The first time I learned that Israeli authorities keep the bodies of Palestinians killed in action, I was in Ramallah with my friend Jamal, himself a former prisoner. We were driving through the city when we noticed a procession of cars honking and covered with Palestinian flags. Jamal stopped the car and said it looked like a procession for a prisoner that was released, only he was not aware of any releases taking place that day. He went to inquire and when he came back he told me something that I can still not get over, to this day: The Israeli authorities had just released the body of a Palestinian who was killed 20 years earlier.

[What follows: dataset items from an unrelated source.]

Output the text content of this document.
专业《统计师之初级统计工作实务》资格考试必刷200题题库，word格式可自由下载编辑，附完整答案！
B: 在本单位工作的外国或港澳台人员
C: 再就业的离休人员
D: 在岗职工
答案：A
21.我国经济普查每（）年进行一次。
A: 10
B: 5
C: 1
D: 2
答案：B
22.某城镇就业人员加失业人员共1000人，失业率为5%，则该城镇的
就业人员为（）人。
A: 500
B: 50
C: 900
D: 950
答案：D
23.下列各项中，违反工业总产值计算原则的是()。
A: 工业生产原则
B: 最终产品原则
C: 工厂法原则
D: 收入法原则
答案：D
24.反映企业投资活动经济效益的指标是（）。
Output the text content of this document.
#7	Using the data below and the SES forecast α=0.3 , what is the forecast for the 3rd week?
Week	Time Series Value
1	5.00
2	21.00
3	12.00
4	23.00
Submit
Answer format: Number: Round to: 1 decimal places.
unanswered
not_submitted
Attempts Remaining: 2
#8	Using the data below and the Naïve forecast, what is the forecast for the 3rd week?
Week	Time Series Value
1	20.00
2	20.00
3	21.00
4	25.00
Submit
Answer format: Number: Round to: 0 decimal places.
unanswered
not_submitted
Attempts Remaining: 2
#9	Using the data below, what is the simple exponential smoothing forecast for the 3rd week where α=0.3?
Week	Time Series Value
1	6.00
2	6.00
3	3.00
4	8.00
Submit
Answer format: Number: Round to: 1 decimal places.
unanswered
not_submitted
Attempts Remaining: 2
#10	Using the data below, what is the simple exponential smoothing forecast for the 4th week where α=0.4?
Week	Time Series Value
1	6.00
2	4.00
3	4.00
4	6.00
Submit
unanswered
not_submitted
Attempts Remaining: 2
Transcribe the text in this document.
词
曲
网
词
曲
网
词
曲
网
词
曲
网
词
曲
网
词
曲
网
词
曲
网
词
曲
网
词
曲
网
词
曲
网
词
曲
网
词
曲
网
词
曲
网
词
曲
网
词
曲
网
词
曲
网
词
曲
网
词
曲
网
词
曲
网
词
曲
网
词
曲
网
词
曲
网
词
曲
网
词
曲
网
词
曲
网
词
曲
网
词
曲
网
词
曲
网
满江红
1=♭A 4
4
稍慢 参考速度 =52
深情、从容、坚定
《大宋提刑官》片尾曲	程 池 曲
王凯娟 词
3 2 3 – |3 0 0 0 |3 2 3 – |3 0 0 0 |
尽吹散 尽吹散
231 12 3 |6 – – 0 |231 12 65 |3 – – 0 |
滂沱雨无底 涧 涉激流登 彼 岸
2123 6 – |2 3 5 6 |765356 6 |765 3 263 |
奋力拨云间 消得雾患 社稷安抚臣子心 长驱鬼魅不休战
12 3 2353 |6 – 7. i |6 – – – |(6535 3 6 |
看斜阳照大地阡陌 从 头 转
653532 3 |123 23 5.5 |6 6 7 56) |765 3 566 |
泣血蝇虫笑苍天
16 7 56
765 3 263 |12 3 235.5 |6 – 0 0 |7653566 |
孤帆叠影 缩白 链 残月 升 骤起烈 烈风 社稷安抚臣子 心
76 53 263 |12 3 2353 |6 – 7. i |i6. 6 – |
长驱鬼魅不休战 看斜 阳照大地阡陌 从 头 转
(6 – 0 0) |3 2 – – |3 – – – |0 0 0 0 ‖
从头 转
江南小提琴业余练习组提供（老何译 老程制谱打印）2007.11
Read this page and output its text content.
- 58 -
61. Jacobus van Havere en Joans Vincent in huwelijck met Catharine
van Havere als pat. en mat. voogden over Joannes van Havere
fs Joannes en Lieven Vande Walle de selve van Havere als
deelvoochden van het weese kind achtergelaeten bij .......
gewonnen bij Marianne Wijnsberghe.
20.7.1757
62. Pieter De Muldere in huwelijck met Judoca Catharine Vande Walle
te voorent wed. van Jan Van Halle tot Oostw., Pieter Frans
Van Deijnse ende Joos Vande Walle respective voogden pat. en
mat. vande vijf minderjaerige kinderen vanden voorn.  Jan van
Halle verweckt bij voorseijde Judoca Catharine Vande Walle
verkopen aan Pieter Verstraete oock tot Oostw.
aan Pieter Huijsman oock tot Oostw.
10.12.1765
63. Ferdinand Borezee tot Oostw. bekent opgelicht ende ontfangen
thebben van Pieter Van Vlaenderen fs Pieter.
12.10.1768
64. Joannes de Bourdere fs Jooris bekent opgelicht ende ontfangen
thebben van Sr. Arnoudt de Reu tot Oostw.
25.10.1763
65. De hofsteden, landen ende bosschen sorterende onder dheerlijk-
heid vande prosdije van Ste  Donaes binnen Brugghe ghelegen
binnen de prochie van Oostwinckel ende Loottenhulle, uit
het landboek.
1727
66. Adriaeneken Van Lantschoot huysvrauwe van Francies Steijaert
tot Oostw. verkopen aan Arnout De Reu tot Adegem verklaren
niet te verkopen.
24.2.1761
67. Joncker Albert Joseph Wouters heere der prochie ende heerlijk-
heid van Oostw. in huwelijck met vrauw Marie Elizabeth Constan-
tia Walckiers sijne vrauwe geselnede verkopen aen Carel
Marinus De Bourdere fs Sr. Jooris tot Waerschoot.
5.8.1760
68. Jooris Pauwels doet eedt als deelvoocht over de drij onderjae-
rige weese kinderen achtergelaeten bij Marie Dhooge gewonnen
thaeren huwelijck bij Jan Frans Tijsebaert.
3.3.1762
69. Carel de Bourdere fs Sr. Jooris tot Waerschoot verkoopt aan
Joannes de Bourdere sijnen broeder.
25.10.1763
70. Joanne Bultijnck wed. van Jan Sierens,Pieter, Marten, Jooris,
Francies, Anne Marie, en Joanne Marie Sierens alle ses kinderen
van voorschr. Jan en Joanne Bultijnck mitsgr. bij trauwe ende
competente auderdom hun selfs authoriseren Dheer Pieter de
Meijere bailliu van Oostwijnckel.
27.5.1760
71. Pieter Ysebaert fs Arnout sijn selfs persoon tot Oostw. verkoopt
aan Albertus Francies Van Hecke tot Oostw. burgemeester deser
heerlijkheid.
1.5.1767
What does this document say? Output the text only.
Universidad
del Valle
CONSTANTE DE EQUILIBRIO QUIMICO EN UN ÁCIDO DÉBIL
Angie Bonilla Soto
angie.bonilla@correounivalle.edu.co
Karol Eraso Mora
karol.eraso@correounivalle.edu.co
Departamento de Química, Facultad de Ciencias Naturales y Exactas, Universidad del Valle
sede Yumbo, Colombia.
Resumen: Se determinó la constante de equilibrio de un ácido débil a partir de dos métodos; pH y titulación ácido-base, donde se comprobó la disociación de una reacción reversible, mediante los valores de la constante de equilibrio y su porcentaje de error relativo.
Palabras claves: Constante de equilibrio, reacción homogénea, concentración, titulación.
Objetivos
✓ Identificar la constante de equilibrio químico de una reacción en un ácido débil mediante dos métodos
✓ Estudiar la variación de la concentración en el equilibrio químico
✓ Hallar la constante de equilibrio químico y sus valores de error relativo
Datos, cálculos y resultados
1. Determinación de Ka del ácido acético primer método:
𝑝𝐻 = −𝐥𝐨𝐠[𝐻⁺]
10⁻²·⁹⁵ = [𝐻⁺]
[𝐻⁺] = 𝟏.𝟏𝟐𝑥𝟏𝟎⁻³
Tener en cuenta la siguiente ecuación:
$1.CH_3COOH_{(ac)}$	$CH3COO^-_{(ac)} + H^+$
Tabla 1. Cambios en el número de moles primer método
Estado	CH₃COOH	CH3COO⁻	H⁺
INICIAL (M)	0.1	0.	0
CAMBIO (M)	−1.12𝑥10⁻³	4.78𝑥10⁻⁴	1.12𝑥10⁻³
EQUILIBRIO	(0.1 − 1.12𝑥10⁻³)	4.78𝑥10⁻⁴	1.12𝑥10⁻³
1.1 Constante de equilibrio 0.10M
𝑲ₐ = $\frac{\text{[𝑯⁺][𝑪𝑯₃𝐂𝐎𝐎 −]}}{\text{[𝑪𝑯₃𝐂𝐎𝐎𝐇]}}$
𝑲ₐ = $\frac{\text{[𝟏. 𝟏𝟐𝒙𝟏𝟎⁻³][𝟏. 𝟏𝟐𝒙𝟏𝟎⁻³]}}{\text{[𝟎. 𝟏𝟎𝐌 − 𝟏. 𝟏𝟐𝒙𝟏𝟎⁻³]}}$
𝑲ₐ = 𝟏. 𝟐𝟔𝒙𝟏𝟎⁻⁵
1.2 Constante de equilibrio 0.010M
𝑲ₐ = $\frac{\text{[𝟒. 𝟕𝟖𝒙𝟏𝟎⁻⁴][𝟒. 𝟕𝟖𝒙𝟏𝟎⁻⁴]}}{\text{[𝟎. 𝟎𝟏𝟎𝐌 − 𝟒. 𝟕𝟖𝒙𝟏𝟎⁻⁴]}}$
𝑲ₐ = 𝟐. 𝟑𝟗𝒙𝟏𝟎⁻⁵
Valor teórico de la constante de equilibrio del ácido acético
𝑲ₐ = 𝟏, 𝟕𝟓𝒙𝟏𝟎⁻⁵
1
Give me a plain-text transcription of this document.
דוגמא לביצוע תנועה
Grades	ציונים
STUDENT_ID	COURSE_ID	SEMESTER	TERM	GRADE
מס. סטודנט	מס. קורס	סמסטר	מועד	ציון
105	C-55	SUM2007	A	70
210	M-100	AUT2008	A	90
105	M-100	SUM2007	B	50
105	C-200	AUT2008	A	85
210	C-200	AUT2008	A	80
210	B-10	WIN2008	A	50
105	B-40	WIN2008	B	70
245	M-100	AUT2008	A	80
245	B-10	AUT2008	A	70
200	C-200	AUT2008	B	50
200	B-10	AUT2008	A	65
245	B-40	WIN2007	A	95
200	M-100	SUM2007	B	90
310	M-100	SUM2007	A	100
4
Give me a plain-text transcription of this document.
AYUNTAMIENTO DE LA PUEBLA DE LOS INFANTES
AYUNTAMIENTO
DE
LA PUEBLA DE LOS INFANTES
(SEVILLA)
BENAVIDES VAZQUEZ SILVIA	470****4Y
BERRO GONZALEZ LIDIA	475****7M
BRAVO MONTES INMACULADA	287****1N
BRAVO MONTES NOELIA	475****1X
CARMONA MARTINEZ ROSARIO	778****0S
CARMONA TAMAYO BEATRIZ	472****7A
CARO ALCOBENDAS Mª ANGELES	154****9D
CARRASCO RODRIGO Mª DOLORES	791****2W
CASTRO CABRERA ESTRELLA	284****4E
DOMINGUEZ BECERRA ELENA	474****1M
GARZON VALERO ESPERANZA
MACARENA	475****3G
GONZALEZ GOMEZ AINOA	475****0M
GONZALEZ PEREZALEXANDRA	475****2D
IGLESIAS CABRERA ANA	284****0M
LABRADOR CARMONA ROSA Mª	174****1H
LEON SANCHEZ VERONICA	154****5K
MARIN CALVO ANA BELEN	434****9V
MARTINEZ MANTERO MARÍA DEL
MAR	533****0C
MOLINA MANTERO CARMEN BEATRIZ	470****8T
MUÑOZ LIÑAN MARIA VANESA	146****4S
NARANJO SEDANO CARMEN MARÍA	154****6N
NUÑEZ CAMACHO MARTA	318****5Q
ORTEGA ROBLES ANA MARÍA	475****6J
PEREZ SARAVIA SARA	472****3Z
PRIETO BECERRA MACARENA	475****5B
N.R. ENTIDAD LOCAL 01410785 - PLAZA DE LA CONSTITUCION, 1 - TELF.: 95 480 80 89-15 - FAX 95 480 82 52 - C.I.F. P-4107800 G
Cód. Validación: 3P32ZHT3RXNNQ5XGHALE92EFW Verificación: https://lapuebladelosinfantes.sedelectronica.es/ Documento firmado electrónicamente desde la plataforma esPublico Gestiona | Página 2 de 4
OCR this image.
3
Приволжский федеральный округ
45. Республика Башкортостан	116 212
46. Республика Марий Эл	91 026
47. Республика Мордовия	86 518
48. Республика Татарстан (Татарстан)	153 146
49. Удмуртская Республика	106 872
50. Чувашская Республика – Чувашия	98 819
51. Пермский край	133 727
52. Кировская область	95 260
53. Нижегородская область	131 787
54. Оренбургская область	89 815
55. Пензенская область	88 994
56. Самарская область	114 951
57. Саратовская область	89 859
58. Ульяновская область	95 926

They held the body for 20 years and were only then releasing it to the family for burial.

Another shocking revelation was when I saw one of the sites where Israel keeps the bodies of Palestinians. During a visit to Kibbutz Zikim, which is a kibbutz on the southern Mediterranean coast just a few miles north of Gaza, I walked by the local cemetery. Not far from the cemetery but not inside it, I could see what looked like unmarked graves each with a number written on a piece of wood. When I asked what it was, I was told by a resident of the kibbutz that the army leased the land just by the cemetery to bury bodies of slain Palestinians. I am told that in some cases the bodies are kept refrigerated at various other locations throughout the country.

Give me my brother

Suheila could not let the body of her brother remain in a cold, dark box. She was determined to bring him home and give him a proper burial. She had written to everyone from the mayor of Hebron, where Ali Taha was born, to the Israeli prime minister, who at the time was Golda Meir. When letters did not help, she visited their offices. “I was passed around like a ball in a soccer match,” she told me.

Each person she approached passed her to another. The minister for religious affairs, the minister of defense, the local municipality, over and over again. “I have a file of documents this thick,” she said, demonstrating with her hands just how thick it is. “It was all for nothing until I went to see attorney Felicia Langer; she was wonderful, like a sister to me”

Langer was an attorney, a holocaust survivor, who dedicated her life to representing and defending Palestinians in the Israeli legal system, which was and still is dedicated to denying their legal rights. In an obituary to Ms. Langer, Gideon Levi wrote in Haaretz newspaper:

What did this brave and courageous woman fight against? Against torture by the Shin Bet security service at a time when we didn’t believe that such torture existed, yet it was at the peak of its cruelty. She fought against the expulsion of political activists, against false arrests, against home demolitions. Above all, she fought for the enforcement of international law from which Israel decided to except itself on unbelievable grounds. That’s what she fought and that is why she was considered a public enemy.”

Each day for over two years Suheila walked up the steep hill from her home in Silwan — also known as Wadi Hilwe — which is a steep valley just outside the Old City of Jerusalem. She visited every newspaper office and every official until one day she finally got a break. She heard on the radio that U.S. Secretary of State Henry Kissinger was in Jerusalem. “I asked the people at one of the newspapers to write a nice letter for me in English.” She then went to the King David Hotel, where all foreign dignitaries stay when they visit the country.

“When I arrived I said, ‘I want to see Kissinger,’” she told me, but she was told that “he does not meet with Arab women.” “Why not?” she asked. Eventually, she spotted Dr. Kissinger, walked up to him, and handed him a letter. “The next day early in the morning, my older brother came knocking at my door, asking where I’d been and what I had done. I told him I gave a letter to Kissinger.” Her brother had a notice from the U.S. consulate that she would be receiving the body of her brother, Ali Taha, and that she must go to the Israeli military headquarters in Beit-El to finalize the arrangements.

On August 5, 1974, after more than two years, Suheila was finally able to bring her brother home. “I demanded to open the coffin and see him. Then I covered his body with the flag of Palestine. Now his daughters have a place where they can visit their father.”